Abstract

Remotely sensed data have inherent radiometric errors caused by atmospheric and topographic effects. In this paper, the performance of image‐based radiometric correction methods for optical satellite imagery is assessed by comparing variants of the traditional semiempirical C‐correction method with the physically‐based Integrated Radiometric Correction (IRC) method. High‐resolution digital elevation model (DEM) data were used for calculating the topographic parameters needed in both methods. The corrected reflectance obtained by using statistical parameters calculated for the whole of the study area (the general‐c approach) was investigated. In general, high correction accuracy (i.e. low correlation between surface reflectance and topography) was obtained.

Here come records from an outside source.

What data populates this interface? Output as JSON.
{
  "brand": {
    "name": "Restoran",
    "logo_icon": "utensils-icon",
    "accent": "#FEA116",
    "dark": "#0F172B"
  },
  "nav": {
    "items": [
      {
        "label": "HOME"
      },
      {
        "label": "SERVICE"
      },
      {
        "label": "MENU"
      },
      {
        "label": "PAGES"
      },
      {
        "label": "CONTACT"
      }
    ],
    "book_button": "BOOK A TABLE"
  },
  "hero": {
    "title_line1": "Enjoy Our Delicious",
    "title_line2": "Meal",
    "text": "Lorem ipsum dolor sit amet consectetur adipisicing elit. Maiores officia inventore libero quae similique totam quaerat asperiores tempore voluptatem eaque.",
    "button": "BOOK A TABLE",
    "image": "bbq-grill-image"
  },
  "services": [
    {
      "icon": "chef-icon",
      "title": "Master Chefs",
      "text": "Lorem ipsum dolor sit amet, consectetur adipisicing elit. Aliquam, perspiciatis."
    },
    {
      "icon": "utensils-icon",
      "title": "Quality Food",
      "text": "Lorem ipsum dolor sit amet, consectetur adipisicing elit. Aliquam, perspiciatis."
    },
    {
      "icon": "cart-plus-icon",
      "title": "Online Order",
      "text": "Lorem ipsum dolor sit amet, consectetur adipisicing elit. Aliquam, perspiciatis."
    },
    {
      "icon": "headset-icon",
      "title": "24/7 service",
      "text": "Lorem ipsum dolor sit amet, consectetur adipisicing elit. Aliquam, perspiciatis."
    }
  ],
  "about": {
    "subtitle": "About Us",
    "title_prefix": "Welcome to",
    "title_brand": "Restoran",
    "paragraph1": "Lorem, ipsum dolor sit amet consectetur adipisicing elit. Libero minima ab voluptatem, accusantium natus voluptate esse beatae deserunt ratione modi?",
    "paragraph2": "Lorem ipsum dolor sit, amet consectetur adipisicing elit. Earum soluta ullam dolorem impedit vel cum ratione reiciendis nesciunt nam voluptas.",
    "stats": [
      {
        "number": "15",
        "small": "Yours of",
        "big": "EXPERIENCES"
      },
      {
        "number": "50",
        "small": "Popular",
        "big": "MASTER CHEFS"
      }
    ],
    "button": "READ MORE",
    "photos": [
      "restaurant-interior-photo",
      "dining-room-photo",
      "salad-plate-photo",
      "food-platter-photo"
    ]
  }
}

The IRC method yielded the highest accuracy for any band, indicating that application of this method could improve land‐use/land‐cover (LU/LC) classification. However, the general‐c approach showed a remarkable decrease in accuracy for all methods when applied to specific land‐cover types, particularly in visible bands. Subsequently, higher accuracy was obtained with correction parameters computed by using pixels within each land‐cover type (the specific‐c approach). The difference between these approaches demonstrates the dominant impact of surface features on the correction schemes. In the specific‐c approach, C‐correction gives a higher accuracy in the visible bands (C‐correction parameters tend to be overestimated because of strong haze) whereas IRC provides the best results in infrared bands (less haze).